As an example, Steuerle cites what would need to happen if two common credits for children -- the child credit and the Earned Income Tax Credit -- were combined for simplicity's sake.
One credit is allowed for children up to the age of 16. The other applies to older children, possibly even through college age. Combining the two credits would require picking a common age. Depending on the age selected, either more families or fewer families would benefit.
And the amount of tax revenues collected would also change. If they decreased, Congress would theoretically have to raise taxes elsewhere to offset the decline to meet Bush's goal of revenue neutrality.

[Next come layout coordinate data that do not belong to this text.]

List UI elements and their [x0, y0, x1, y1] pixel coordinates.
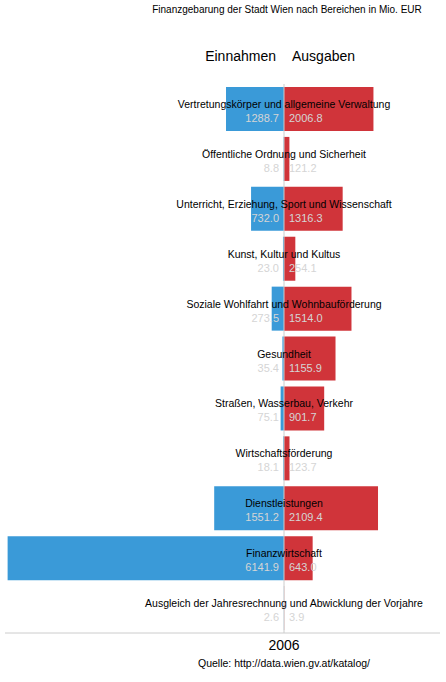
svg-text:254.1: 254.1	[289, 262, 317, 274]
svg-text:1551.2: 1551.2	[245, 511, 279, 523]
svg-text:1288.7: 1288.7	[245, 112, 279, 124]
svg-text:75.1: 75.1	[258, 411, 279, 423]
svg-text:6141.9: 6141.9	[245, 561, 279, 573]
svg-text:Wirtschaftsförderung: Wirtschaftsförderung	[236, 447, 333, 459]
svg-text:732.0: 732.0	[251, 212, 279, 224]
svg-text:Öffentliche Ordnung und Sicher: Öffentliche Ordnung und Sicherheit	[202, 148, 366, 160]
svg-text:Finanzwirtschaft: Finanzwirtschaft	[246, 547, 322, 559]
html-text:2006: 2006	[268, 637, 300, 653]
svg-text:Dienstleistungen: Dienstleistungen	[245, 497, 323, 509]
svg-text:Straßen, Wasserbau, Verkehr: Straßen, Wasserbau, Verkehr	[215, 397, 353, 409]
svg-text:273.5: 273.5	[251, 312, 279, 324]
svg-text:1316.3: 1316.3	[289, 212, 323, 224]
svg-text:2.6: 2.6	[264, 611, 279, 623]
svg-text:2109.4: 2109.4	[289, 511, 323, 523]
html-text:Finanzgebarung der Stadt Wien: Finanzgebarung der Stadt Wien nach Berei…	[152, 4, 422, 15]
html-text:Einnahmen: Einnahmen	[205, 48, 276, 64]
svg-text:1514.0: 1514.0	[289, 312, 323, 324]
svg-text:18.1: 18.1	[258, 461, 279, 473]
svg-text:Ausgleich der Jahresrechnung u: Ausgleich der Jahresrechnung und Abwickl…	[145, 597, 423, 609]
svg-text:2006.8: 2006.8	[289, 112, 323, 124]
svg-text:121.2: 121.2	[289, 162, 317, 174]
svg-text:8.8: 8.8	[264, 162, 279, 174]
svg-text:Kunst, Kultur und Kultus: Kunst, Kultur und Kultus	[228, 248, 341, 260]
svg-text:643.0: 643.0	[289, 561, 317, 573]
svg-text:123.7: 123.7	[289, 461, 317, 473]
svg-text:Gesundheit: Gesundheit	[257, 348, 311, 360]
svg-text:Soziale Wohlfahrt und Wohnbauf: Soziale Wohlfahrt und Wohnbauförderung	[186, 298, 381, 310]
html-text:Quelle: http://data.wien.gv.at: Quelle: http://data.wien.gv.at/katalog/	[198, 657, 370, 669]
svg-text:1155.9: 1155.9	[289, 362, 322, 374]
html-text:Ausgaben: Ausgaben	[292, 48, 356, 64]
svg-text:901.7: 901.7	[289, 411, 317, 423]
svg-text:23.0: 23.0	[258, 262, 279, 274]
svg-text:Vertretungskörper und allgemei: Vertretungskörper und allgemeine Verwalt…	[178, 98, 391, 110]
svg-text:35.4: 35.4	[258, 362, 279, 374]
svg-text:3.9: 3.9	[289, 611, 304, 623]
svg-text:Unterricht, Erziehung, Sport u: Unterricht, Erziehung, Sport und Wissens…	[176, 198, 391, 210]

Similarly, there is broad agreement that the alternative minimum tax (AMT), a complex and parallel tax system intended to ensure that the richest Americans pay income tax, is unfairly hitting more middle-income taxpayers every year. But the AMT is expected to contribute an additional $20 billion in tax revenues this year. Abolishing it would mean that Congress would have to raise taxes someplace else (for more on the AMT dilemma, click here).
"I used to believe that you could slay the dragon and get one perfect tax code that everyone would embrace," said Timothy Kane, an economist at the conservative Heritage Foundation. "I've come to realize there will always be competing interests. We're stuck in this eternal battle."
Agreed Steuerle: "Any systemic reform identifies winners and losers The only way to keep everybody whole is the status quo."